The health insurance market in the United States is as dynamic and rapidly-shifting a place as it has ever been. Premiums for the benchmark Affordable Care Act (ACA) plan have jumped up by an average of 26%. This massive spike marks perhaps the most extreme increase in costs that we’ve experienced since the launching of the ACA. It’s been more than a decade since those reforms occurred. As of this year, the average monthly premium has increased to $202.90. Since last year, this hard to swallow small increase of $17.90 has now become widespread media outlet news, all thanks to the Centers for Medicare and Medicaid Services.
These fiscal pressures aren’t just affecting Medicare — they are impacting employers, and causing them to suffer as well. Employers should plan on health benefit costs increasing by at least 9%. Even worse, this $8 billion increase is the biggest one we’ve experienced in many years. This trend creates dangerous conditions for people and businesses across our country. More than three-quarters of American adults are living with at least one chronic illness, making the task even tougher.
Understanding the Premium Increases
Shocking increases in premiums can be ascribed to a number of factors. One major factor is the end of enhanced federal subsidies. These tax credits used to be just enough to cover premium costs for enrollees. When these subsidies run out, enrollees will see a steep, if not catastrophic, spike in their premium contributions. In reality, they should be braced for an astronomical increase—on average of 114%. This unexpected change throws a new financial socket wrench into the plans of the millions of families and individuals who have come to depend on ACA plans.

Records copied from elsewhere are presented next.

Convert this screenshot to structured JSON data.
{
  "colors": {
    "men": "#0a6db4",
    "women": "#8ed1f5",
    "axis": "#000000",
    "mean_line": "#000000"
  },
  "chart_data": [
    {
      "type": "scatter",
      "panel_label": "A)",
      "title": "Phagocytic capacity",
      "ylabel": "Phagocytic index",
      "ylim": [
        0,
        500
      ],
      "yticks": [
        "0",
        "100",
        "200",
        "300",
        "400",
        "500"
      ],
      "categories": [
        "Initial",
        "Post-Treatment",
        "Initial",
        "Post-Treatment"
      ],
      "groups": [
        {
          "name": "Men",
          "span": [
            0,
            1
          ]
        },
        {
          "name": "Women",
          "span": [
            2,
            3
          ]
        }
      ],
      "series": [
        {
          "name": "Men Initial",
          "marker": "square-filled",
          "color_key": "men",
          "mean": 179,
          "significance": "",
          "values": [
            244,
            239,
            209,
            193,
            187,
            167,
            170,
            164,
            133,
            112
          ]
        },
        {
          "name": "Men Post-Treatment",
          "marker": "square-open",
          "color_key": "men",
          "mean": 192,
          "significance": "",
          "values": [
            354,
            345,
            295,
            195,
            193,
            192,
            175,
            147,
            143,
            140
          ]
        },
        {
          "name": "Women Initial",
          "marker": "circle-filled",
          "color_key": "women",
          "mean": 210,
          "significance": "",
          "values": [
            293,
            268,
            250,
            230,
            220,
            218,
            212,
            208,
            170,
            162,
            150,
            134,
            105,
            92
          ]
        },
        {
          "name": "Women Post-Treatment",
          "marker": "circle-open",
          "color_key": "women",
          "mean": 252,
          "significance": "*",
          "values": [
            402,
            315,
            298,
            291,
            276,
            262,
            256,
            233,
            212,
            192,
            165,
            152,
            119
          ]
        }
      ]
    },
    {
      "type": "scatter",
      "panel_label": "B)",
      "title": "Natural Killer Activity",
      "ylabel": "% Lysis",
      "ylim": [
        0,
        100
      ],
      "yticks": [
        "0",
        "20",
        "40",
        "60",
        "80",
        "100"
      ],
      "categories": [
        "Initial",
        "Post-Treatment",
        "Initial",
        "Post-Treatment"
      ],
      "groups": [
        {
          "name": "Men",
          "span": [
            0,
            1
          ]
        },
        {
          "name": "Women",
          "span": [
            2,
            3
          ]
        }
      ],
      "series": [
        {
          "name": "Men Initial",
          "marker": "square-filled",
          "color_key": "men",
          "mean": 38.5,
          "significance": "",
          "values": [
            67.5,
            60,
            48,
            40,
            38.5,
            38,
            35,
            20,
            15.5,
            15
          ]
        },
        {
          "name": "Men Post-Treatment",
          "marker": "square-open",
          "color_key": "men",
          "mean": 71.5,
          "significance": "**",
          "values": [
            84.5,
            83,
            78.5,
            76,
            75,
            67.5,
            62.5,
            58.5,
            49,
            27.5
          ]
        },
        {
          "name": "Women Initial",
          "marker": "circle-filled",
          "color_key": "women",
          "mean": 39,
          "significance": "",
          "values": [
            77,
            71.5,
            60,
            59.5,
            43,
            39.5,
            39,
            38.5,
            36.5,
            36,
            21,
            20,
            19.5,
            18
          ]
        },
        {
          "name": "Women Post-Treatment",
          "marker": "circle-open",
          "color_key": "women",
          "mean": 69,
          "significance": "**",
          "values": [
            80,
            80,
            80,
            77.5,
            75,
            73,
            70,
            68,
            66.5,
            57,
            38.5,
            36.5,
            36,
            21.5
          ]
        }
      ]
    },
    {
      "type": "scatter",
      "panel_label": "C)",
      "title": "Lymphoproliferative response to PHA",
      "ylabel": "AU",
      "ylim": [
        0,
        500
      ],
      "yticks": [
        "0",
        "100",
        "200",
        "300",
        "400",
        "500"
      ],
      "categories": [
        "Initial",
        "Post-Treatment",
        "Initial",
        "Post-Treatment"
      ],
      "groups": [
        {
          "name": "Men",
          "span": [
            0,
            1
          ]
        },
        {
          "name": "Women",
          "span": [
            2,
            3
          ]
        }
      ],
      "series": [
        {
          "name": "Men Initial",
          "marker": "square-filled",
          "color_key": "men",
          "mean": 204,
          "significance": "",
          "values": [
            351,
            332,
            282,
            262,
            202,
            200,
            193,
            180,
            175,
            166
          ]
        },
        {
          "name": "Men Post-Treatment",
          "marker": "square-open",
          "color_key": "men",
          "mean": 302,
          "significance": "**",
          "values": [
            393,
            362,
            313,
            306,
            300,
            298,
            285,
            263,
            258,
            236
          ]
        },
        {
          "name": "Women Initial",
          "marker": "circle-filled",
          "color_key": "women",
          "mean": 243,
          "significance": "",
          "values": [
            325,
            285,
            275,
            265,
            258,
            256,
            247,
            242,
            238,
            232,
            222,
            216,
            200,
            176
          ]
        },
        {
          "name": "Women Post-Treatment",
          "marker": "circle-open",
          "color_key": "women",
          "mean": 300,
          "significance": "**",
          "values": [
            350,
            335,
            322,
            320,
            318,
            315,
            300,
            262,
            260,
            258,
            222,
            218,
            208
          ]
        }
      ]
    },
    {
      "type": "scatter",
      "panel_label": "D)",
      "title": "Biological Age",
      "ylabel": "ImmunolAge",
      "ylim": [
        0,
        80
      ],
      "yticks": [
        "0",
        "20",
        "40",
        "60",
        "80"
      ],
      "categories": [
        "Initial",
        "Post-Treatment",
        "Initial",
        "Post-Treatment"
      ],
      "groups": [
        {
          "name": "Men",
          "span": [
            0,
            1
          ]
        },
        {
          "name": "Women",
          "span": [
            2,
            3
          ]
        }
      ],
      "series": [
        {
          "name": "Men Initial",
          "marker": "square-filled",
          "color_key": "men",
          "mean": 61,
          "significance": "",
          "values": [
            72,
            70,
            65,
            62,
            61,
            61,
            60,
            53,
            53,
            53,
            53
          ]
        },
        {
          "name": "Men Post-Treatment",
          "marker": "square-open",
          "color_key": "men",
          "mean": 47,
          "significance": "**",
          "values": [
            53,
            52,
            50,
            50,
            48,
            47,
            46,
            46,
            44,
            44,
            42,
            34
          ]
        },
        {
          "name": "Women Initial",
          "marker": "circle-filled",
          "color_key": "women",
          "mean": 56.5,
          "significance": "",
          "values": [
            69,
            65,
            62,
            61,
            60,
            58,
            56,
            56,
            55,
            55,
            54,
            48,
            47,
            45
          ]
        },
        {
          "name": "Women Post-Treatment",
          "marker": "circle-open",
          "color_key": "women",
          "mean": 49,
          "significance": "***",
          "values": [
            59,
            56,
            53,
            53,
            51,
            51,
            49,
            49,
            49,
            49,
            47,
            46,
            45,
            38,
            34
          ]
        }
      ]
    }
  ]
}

More than subsidy changes, the consolidation of hospitals has greatly increased healthcare costs. Today, nearly half of those metropolitan areas are dominated by just one or two health systems. Without true competition, consumers have no choice and prices continue to rise. As noted by PhRMA, “The data clearly show that the largest part of the health care system — hospital care — is also the place where costs are the most out of control.” This dramatic consolidation results in increased prices for hospital services. It further raises expenses for physician practices that are purchased by larger healthcare systems.
To make matters even worse, insurers rarely face any real pressure to lower prices. Vivian Ho, a health economics expert, remarked, “There’s not as much incentive to drive the hardest bargain if you’re not on the hook for most of the increased prices yourself.” This lack of accountability built into our system permits ongoing inflationary surprise assaults on affordability to persist as our affordability crisis deepens.
Growing Health Concerns Among Americans
In the face of rising costs, the burden of such health issues has become overwhelming among Americans. In 2023, more than three-quarters of adults—nearly 100 million Americans—indicated they have at least one chronic disease, with more than half affected by a multitude of conditions. Obesity and depression have continued to rise significantly among the young adult cohort since 2013. At the same time, middle-aged adults also suffered increasing rates of diabetes, chronic kidney disease, and stroke.
For senior citizens, the burden of chronic kidney disease has risen, placing additional stress on already limited healthcare resources. Yet, more Americans are facing new or worsening chronic health challenges. The demand for medical care will thus exponentially increase, exacerbating the issues associated with rising insurance premiums.
Chronic diseases are on the rise, and they’re taking a deep toll on people’s quality of life. Simultaneously, insurance companies and healthcare systems are under unprecedented pressure to provide quality care while lowering expenditures.
Implications for Employers and Insurers
These escalating health insurance costs have a tremendous impact on employers in every community in America. At a time when health benefit costs are projected to increase by 9%, employers might have to reconsider their current health insurance plans. This significant increase may give employers a reason to either shift costs onto employees or rethink their benefit strategies entirely.
Yet remarkably, some private insurers are starting to modify their offerings to address these increasing costs. Blue Cross Blue Shield of Massachusetts recently announced intentions to stop covering some classes of weight loss medications in 2026. This decision aims to reduce premiums by approximately 3%, but it could leave many seeking alternative treatment options without support.
Medicare Part B premiums are increasing at an alarming rate. They’ve increased by almost 10% this year, the biggest annual jump in four years. This spike only adds to an already dire squeeze for seniors. First of all, they depend on Medicare—almost exclusively—for their healthcare needs.